What’s the first thing that comes to mind when you think of Australia? Crocs? Shrimps on the barbie? Koalas? Whatever you think of, kangaroos can’t be far down the list.
I recently took a vacation down under and the bizarre food eater in me had a craving for unique food experiences. In Australia, weird food means bush meat like croc and emu, but the most common and widely available bizarre food there is kangaroo.
Kangaroo Rump steak at Oz Turk Pizza’s & Kebabs
The first question about eating kangaroo meat that everyone asks is, “what does it taste like?” I would say that it’s a cross between venison and buffalo meat. Not quite as dry as deer but still leaner than buffalo. It has a wonderful gamey taste (because roos live in the wild and feed on grass and shrubs) that adds a lot of flavor without being overpowering.
Down in Oz, I ate kangaroo on several occasions. By far my best meal was a tender, juicy, marbled kangaroo rump steak cooked medium rare. It was prepared by a man who looked like he had been cooking the dish for decades, so the concerns of game meat becoming too dry were not a factor.
From what I’m told, kangaroos are much like deer here in America. They are a native species that lives in the wild and they overlap with human populations on the fringes of civilization. Anyone with a license can hunt them and allegedly they will overpopulate if not hunted (source – MSNBC). Oh yea, they are cute like deer. Understandably there is controversy over hunting them from animal rights groups.
While not as ubiquitous as beef or pork, kangaroo meat is readily available in supermarkets around Australia and tends to be cheaper than the meat of farm raised animals. In the supermarket I visited, I saw kangaroo steaks, pre-marinated skewers, and kanga bangas (sausage).

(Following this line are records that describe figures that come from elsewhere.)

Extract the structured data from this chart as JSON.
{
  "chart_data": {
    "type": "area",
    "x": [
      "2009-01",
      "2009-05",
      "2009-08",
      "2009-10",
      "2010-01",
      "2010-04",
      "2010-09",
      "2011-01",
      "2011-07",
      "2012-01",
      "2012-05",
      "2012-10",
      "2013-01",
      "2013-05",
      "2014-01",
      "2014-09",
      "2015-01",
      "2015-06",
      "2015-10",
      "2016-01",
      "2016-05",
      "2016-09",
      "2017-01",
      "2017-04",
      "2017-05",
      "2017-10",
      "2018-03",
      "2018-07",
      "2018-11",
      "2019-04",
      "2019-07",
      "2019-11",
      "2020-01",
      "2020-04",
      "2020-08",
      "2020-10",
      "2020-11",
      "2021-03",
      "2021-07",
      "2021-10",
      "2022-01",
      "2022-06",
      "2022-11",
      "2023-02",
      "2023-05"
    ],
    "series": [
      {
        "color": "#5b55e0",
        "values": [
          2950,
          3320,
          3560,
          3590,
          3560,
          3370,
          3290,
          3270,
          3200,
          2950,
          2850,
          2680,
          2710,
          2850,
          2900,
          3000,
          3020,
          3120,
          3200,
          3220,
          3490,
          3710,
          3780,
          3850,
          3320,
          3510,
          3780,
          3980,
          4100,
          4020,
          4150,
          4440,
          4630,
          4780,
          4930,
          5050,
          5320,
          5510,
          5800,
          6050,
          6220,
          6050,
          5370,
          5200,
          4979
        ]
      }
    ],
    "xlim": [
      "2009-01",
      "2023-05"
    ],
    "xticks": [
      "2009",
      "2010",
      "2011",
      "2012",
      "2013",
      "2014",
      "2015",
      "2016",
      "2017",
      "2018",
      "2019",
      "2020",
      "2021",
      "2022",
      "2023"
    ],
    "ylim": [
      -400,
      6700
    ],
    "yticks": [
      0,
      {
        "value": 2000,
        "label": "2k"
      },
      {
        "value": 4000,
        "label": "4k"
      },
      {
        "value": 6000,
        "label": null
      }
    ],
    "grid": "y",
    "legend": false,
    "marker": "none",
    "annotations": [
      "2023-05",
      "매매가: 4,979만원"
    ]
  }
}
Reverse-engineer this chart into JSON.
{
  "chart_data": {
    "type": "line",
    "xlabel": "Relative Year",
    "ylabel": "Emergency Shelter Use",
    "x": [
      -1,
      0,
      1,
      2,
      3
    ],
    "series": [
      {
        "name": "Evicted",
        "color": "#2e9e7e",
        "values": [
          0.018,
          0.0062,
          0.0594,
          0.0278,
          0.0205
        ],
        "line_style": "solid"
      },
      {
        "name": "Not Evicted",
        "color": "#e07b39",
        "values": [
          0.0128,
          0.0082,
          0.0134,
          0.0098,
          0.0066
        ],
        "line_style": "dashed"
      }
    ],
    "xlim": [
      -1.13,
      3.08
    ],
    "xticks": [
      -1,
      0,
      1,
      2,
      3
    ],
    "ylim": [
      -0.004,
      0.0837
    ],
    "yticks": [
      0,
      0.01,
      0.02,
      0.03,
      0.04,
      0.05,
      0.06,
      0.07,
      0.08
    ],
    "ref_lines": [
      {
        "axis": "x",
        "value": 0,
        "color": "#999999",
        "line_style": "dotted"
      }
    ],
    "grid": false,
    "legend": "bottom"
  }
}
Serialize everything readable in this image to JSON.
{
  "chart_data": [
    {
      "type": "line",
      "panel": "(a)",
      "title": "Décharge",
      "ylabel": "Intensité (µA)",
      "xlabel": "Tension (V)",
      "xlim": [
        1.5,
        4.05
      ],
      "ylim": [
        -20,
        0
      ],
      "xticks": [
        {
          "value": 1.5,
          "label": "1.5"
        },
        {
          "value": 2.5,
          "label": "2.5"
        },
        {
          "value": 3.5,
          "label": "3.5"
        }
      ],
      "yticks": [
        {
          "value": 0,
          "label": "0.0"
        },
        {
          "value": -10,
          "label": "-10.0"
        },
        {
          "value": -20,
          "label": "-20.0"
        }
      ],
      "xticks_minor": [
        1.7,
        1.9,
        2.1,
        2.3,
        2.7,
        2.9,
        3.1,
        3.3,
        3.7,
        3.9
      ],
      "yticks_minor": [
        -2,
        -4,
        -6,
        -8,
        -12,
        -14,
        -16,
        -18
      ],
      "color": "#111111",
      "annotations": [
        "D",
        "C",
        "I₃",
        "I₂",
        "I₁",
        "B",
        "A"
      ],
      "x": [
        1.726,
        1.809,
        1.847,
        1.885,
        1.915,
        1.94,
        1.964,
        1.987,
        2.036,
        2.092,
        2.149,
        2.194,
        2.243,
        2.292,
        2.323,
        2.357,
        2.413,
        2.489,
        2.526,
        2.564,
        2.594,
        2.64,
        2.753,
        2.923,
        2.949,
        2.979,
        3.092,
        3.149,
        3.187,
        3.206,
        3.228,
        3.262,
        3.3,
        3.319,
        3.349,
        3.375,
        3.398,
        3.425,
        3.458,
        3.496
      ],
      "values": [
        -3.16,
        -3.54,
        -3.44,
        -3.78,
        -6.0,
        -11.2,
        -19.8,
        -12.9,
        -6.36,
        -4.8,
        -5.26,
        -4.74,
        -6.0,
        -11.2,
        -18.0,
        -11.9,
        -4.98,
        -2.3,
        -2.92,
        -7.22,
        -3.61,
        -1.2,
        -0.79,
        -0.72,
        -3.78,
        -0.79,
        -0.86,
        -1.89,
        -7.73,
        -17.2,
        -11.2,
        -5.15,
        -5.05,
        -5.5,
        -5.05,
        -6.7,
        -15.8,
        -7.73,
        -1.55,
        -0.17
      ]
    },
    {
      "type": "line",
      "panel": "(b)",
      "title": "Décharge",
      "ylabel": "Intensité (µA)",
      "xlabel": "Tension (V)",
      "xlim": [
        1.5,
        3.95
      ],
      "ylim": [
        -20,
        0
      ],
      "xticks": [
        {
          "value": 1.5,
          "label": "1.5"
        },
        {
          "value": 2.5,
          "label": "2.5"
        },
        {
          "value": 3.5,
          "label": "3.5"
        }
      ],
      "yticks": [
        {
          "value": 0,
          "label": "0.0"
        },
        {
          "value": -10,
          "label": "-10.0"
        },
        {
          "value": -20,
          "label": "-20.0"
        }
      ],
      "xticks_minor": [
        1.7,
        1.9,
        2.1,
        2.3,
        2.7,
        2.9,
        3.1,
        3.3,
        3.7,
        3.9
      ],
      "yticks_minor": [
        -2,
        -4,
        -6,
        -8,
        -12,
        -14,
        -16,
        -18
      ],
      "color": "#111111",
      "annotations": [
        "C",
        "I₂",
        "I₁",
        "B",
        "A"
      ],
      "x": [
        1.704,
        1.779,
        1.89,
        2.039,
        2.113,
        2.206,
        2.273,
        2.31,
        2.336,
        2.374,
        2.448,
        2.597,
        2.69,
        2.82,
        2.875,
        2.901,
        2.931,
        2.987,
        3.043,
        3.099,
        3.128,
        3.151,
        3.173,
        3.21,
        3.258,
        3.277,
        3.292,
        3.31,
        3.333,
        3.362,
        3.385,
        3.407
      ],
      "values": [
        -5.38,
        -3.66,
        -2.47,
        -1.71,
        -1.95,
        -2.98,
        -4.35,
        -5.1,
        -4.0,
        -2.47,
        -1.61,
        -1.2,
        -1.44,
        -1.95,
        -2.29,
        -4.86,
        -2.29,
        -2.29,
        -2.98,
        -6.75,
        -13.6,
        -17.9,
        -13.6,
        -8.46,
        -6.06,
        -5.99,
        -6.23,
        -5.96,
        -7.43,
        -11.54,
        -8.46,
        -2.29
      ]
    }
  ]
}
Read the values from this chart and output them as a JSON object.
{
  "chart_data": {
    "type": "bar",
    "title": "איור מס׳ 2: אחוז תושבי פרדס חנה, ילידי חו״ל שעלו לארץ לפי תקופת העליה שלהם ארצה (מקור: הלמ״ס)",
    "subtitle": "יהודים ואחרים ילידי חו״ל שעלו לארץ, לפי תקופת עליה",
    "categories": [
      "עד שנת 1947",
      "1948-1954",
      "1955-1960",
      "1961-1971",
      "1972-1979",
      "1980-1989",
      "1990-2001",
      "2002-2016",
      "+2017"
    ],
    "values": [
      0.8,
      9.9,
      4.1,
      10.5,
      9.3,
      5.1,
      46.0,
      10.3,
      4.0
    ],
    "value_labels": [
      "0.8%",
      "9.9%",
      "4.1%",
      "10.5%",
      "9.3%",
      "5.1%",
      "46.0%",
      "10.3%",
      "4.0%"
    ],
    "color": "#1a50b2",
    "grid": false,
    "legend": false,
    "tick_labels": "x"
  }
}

Kangaroo Burger at Oz Turk Pizza’s & Kebabs
Surprisingly, kangaroo wasn’t very easy to find in restaurants – we only found 3-4 in Sydney that serve it. Luckily, one of them was a random neighborhood pizza and kebab place just around the corner from where we stayed. We ordered EVERY kangaroo item on their menu, including a kangaroo burger and a kangaroo Turkish kebab (what we like to call gyros).
I highly recommend the kangaroo burger because it’s pretty delicious and inexpensive, but I would avoid kangaroo kebabs – something about the sweet tahini sauce they use in Australia with kangaroo rubs me the wrong way.
One of the most interesting ways I had kangaroo in Australia was on a pizza at the popular and touristy Australian Hotel (which happens to have an amazing rooftop view overlooking the Sydney Opera house ). The Australian is the place to go if you want kangaroo, emu, and crocodile in a single meal – they have a pizza for each of them.
A pizza at the Australian Hotel that has kangaroo and red pepper on the left half, and emu, tomato, and basil on the right half
At the Australian, my travel buddies and I decided to order a custom half kangaroo, half emu pizza in honor of the Australian Coat of arms, which depicts a kangaroo and an emu standing side by side. This pizza was amazing! The highlight was actually the emu, which has a very distinct, surprisingly non chicken like taste that is gamier than the kangaroo. In fact, emu doesn’t taste like chicken at all, it is more like a juicy, lean, yet tender beef jerky.
Just in case you were wondering, crocodile tastes exactly like chicken in Australia (for reasons explained in the image below) but the Thai basil with Crocodile pizza and coconut milk at the Australian Hotel was delicious anyways. All of them go great with a James Squire Golden Ale (my favorite Aussie beer).
Back to Kangaroos, the fun down under doesn’t stop at food. Around Sydney people were sporting kangaroo leather hats and I found souvenir stores selling kangaroo jerky.
Even stranger, while perusing an airport gift shop I came across “Essence of Kangaroo” kangaroo meat capsules vitamins. I’m not sure that I’m interested in taking kangaroo supplements with my multivitamins and at $30+ US per bottle, I passed on this offering.
In closing, what do all of my kangaroo observations lead me to believe?
Stereotypical as it may be, Australians are genuinely fascinated by Kangaroos. They eat and wear kangaroo products, they use kangaroos their as mascots (see Qantas Airlines), and even the Australian National Soccer Team is called the “Socceroos”.
As far as incorporating kangaroos into their diets goes, while the meat is easy to obtain, I don’t think many Aussies eat kangaroo on a daily basis. They probably eat kangaroo as often as Americans eat venison or other game meat.
In any case, I highly recommend eating some Kangaroo! If it was readily available in Austin, I would be eating kangaroo regularly as a leaner and in many ways better tasting alternative to beef or pork.